Polymyalgia Rheumatica and Giant Cell Arteritis
BRIAN UNWIN, COL, MC, USA, CYNTHIA M. WILLIAMS, CAPT (R), MC, USN, and WILLIAM GILLILAND, COL, MC, USA, Uniformed Services University of the Health Sciences, Bethesda, Maryland
Am Fam Physician. 2006 Nov 1;74(9):1547-1554.
BRIAN UNWIN, COL, MC, USA, CYNTHIA M. WILLIAMS, CAPT (R), MC, USN, and WILLIAM GILLILAND, COL, MC, USA, Uniformed Services University of the Health Sciences, Bethesda, Maryland
Am Fam Physician. 2006 Nov 1;74(9):1547-1554.
Polymyalgia rheumatica (PMR) and giant cell arteritis (GCA) are two diseases that are often seen together. CGA is it most common vasculitis in adults, and PMR is the most most common inflammatory disease in adults. It is important to know the GCA is an inflammation in medium to large arteries. PMR causes muscle and joint pain in the proximal muscles (hip, neck and shoulders). Occasionally there is also pitting edema, distal joint pain, and systemic symptoms. The core criteria for PMR includes; age over 50 years old, aching proximal muscles, symptoms lasting two weeks, morning stiffness of the girdle muscles for 45 minutes, and elevated ESR or CRP. A normal ESR can be estimated by using this formula (age/2 for men; for women is age/2 plus 5). The ESR in PMR is usually above 40 mm/hr. An ESR above 100mm/hr would occur in a patient with PMR and GCA. Other lab work to order in PMR is a CBC, CK, thyroid, BMP, RF, UA, and SPEP. A chest x ray can help rule out cancer causing paraneoplastic syndrome. Treatment consists of corticosteroids with a slow taper. The treatment will last an average of 1.8 years. Older women with higher ESR may be at more risk for relapse or GCA. Patients with recurrent relapses or who cant tolerate a slow taper should be referred to a specialist. A that point, a rheumatologist may consider using a DMARD. Patients on long term steroids may need bisphosphonates, alendronate, vitamin D and calcium, or another type of prophylaxis to maintain bone density.

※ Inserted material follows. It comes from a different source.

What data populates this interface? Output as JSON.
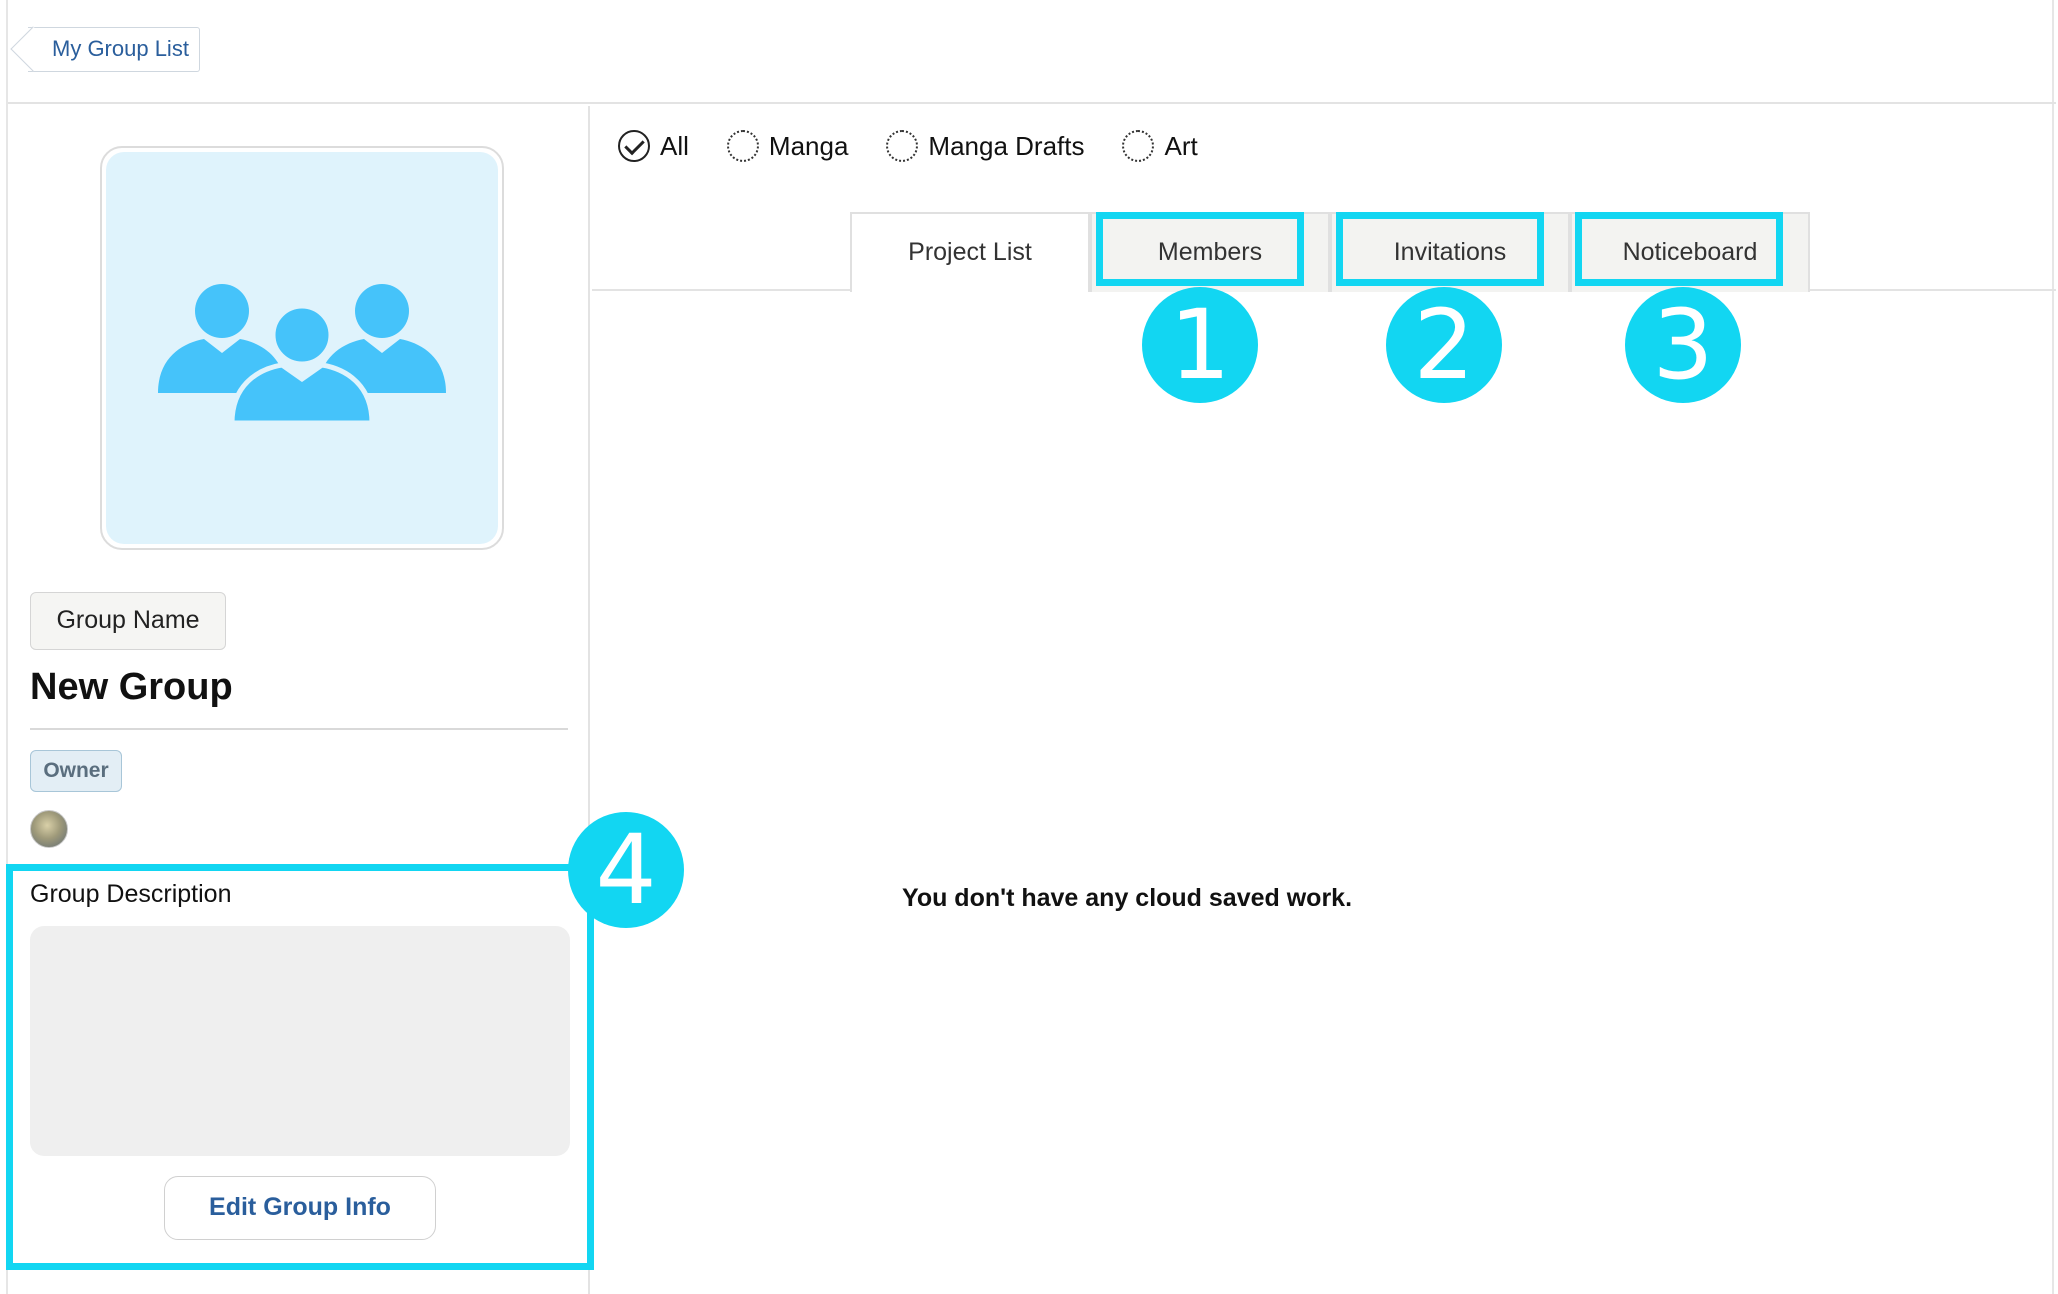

CGA can affect any medium or large artery, including the extracranial carotids, the temporal artery, or the thoracic aorta. The disease presents as a new onset temporal headache, fatigue, anorexia, or weight loss. There may also be scalp tenderness. Jaw claudication or vision problems (diplopia, blurry vision) are signs of ischemia. Patients over 50 years old with signs and symptoms should be treated immediately to avoid progression to blindness. An elevated ESR (>50mm/hr) or CRP is another sign to have urgent treatment. Diagnosis is made by temporal artery biopsy. The exact spot of the vasculitis should be identified on the patient's skin because taking a biopsy of an unaffected part (skip lesions) will lead to negative results. The sample should be at least 1 cm. A negative biopsy in a patient with strong clinical indication for disease may prompt a contralateral biopsy. Ultrasound may aid in performing the biopsy. After the initial treatment is started, a referral to a rheumatologist is warranted. Methotrexate is another treatment option. Treatment last for about three months. The patient will have to be monitored for a thoracic aneurysm every two years by x ray. Patients on long term steroids will need osteoporosis prophylaxis.